ORDER 1. By way of the instant revision, the applicant has challenged the order dated 9.1.2013 passed in Case No. 55/12 by the Principal Judge, Family Court Camp at Mahasamund whereby the Family Court has rejected the application filed under Section 125(3) Cr. P.C. seeking grant of maintenance at the rate of Rs. 700/- per month which the applicant has been getting since her childhood. 2. Facts leading to the instant case are that the applicant has been getting mantenance from the non-applicant right from the stage when she had attained the age of 5 years and since then she has been getting initially an amount of Rs. 300/- per month which has been subsequently enhanced to Rs. 500/- and finally vide order dated 13.7.2011, the said amount has been enhanced to Rs. 700/-. However, the non-applicant stopped paying the maintenance to the applicant w.e.f. 14.2.2012. 3. It was at this juncture, the applicant had moved an application under Section 125(3) Cr. P.C. for a direction from the Family Court for releasing an amount of Rs 4,200/- towards maintenance for the last 6 months. The non-applicant had also entered appearance before the court below. However, the court below, vide impugned order dated 9.1.2013, has held that since there is a specific provision under Section 125(3) Cr. P.C. wherein the proviso to the said section says that the Magistrate may order the father of a minor female child referred to in clause (b) to make such allowance, until she attains her majority. 4. In the instant case also, since the father has stopped the payment to the daughter on her attaining the majority, the court has vide impugned order held that the non-applicant i.e. the father of the applicant herein was justified in stopping the maintenance amount to the applicant in accordance with the provisions of Section 125(3) Cr. P.C. and the court below has further held that the remedy available to the applicant was to initiate proceeding under Section 20(3) of the Hindu Adoptions and Maintenance Act. 4. Though this court had issued notices to the non-applicant on 2.4.2013 and in spite of best efforts and service having been made upon the non-applicant, he has preferred not to make any representation before this court and therefore, this court is left with no other option but to proceed ex parte against the non-applicant. 5.

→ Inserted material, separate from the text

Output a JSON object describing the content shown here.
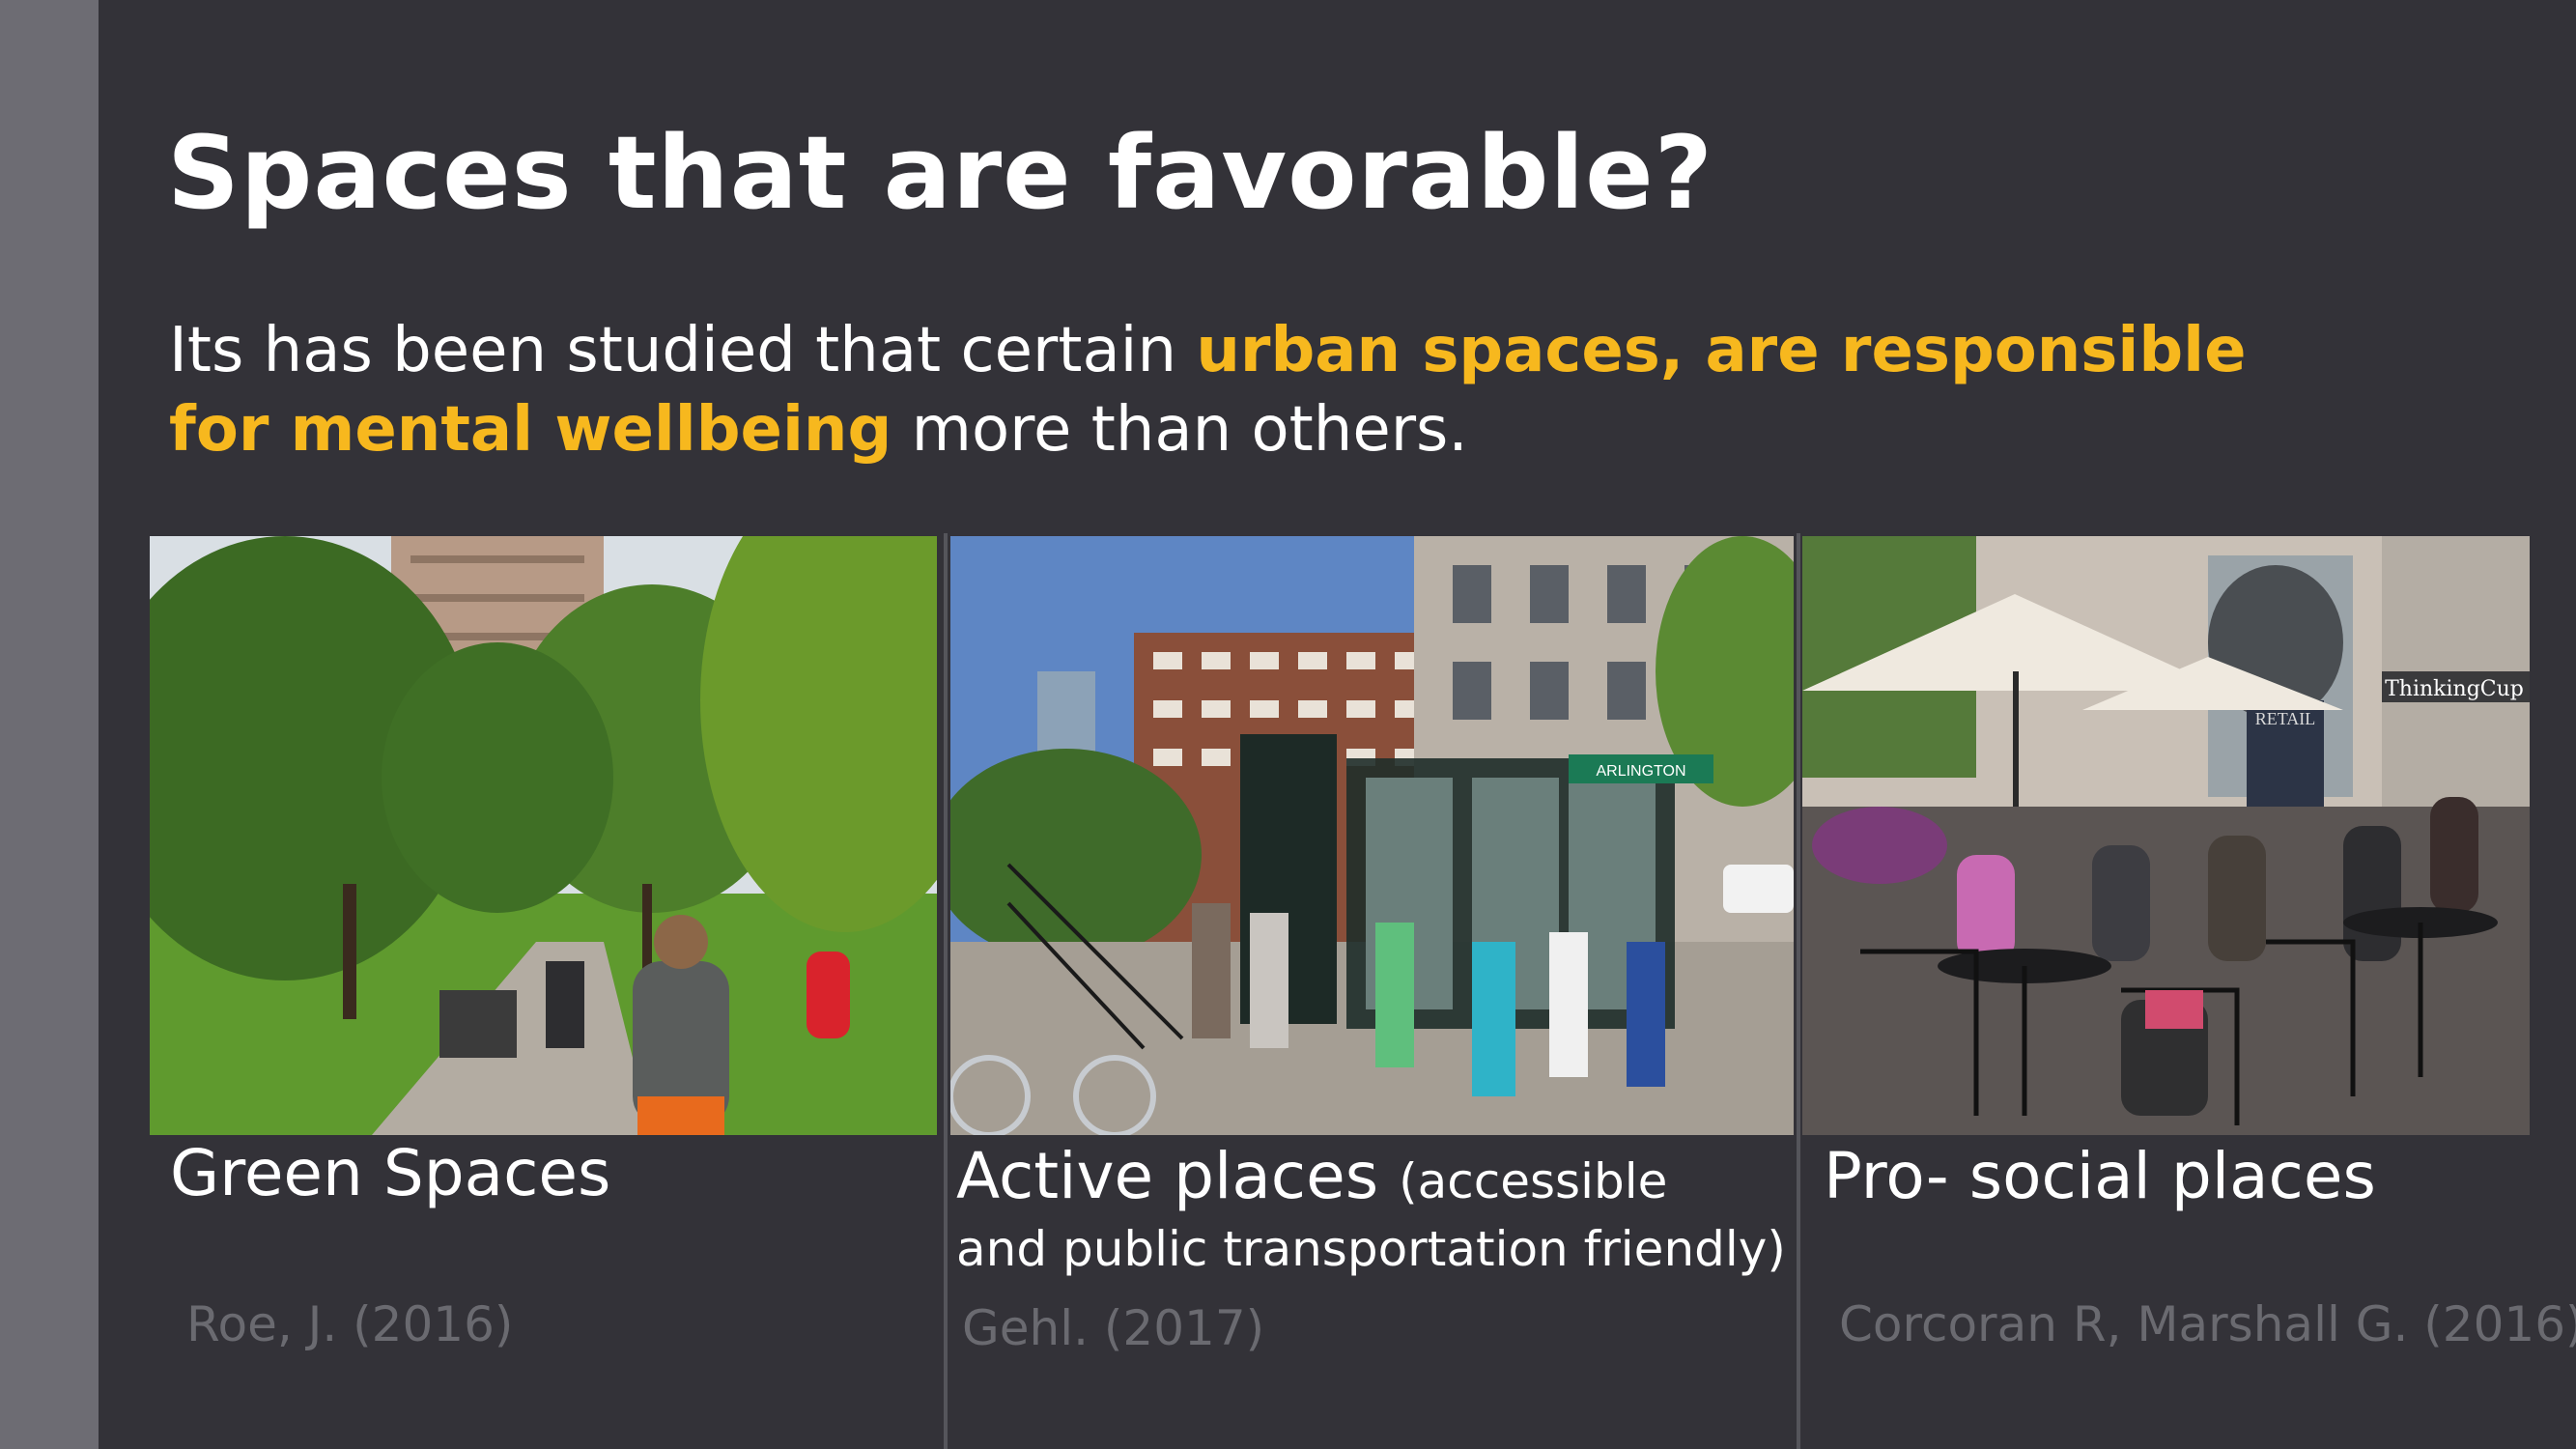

4. Though this court had issued notices to the non-applicant on 2.4.2013 and in spite of best efforts and service having been made upon the non-applicant, he has preferred not to make any representation before this court and therefore, this court is left with no other option but to proceed ex parte against the non-applicant. 5. During the course of arguments, Shri Bhaduri has relied upon the judgment rendered by the Supreme Court in the matter of Jagdish Jugtawat vs. Manju Lata and others, (2002) 5 SCC 422 , wherein the Supreme Court in a case where the Family Court itself had passed an order for grant of maintenance to the major daughter on the ground that since she was already getting maintenance, she should not be forced to file another case under Section 20(3) of Hindu Adoptions and Maintenance Act which would lead to multiplicity of proceedings. The Supreme Court in para 4 of its judgment has held as under:- "Applying the principle to the facts and circumstances of the case in hand, it is manifest that the right of a minor girl for maintenance from parents after attaining majority till her marriage is recognized in Section 20(3) of the Hindu Adoptions and Maintenance Act. Therefore, no exception can be taken to the judgment/order passed by the learned Single Judge for maintaining the order passed by the Family Court which is based on a combined reading of Section 125 Cr. P.C. and Section 20(3) of the Hindu Adoptions and Maintenance Act. For the reasons aforestated, we are of the view that on facts and in the circumstances of the case no interference with the impugned judgment/order of the High Court is called for." 6. In the instant case, if we apply the principle so enumerated by the Supreme court in the case cited above, it would be evidently clear that in the present case, the applicant is aged 19 years by now and has been getting maintenance for the last 14 years, i.e. she was getting maintenance from the time when she was 5 years of age and for the last 2 years, she was not getting the same from the non-applicant.
The court below was not justified in taking a strict view in this regard and approving the decision of the non-applicant having stopped the payment of maintenance of his daughter only on the ground that she has attained the age of majority and that she should be forced to file another case invoking the provisions of Hindu Adoptions and Maintenance Act. The court below ought to have taken into consideration this aspect and in order to avoid multiplicity of proceedings, the court should have entertained the application filed by the applicant for the reason that ultimately the applicant was entitled for maintenance irrespective of the fact whether she moves an application under Section 125(3) Cr. P.C. or under Section 20(3) of the Hindu Adoptions and Maintenance Act. 7. For the foregoing reasons and taking into consideration the observations made by the Supreme Court in the case of Jagdish Jugtawat vs. Manju Lata and others (supra), I am of the considered opinion that the court below was not justified in rejecting the application filed by the applicant. 8. Accordingly, the instant criminal revision is allowed. The order dated 19.1.2013 is set aside. It is ordered that the applicant is entitled for maintenance from the non-applicant and the matter is remitted back to the Principal Judge, Family Court, Mahasamund for passing appropriate orders in this case. No order as to costs. Revision Allowed.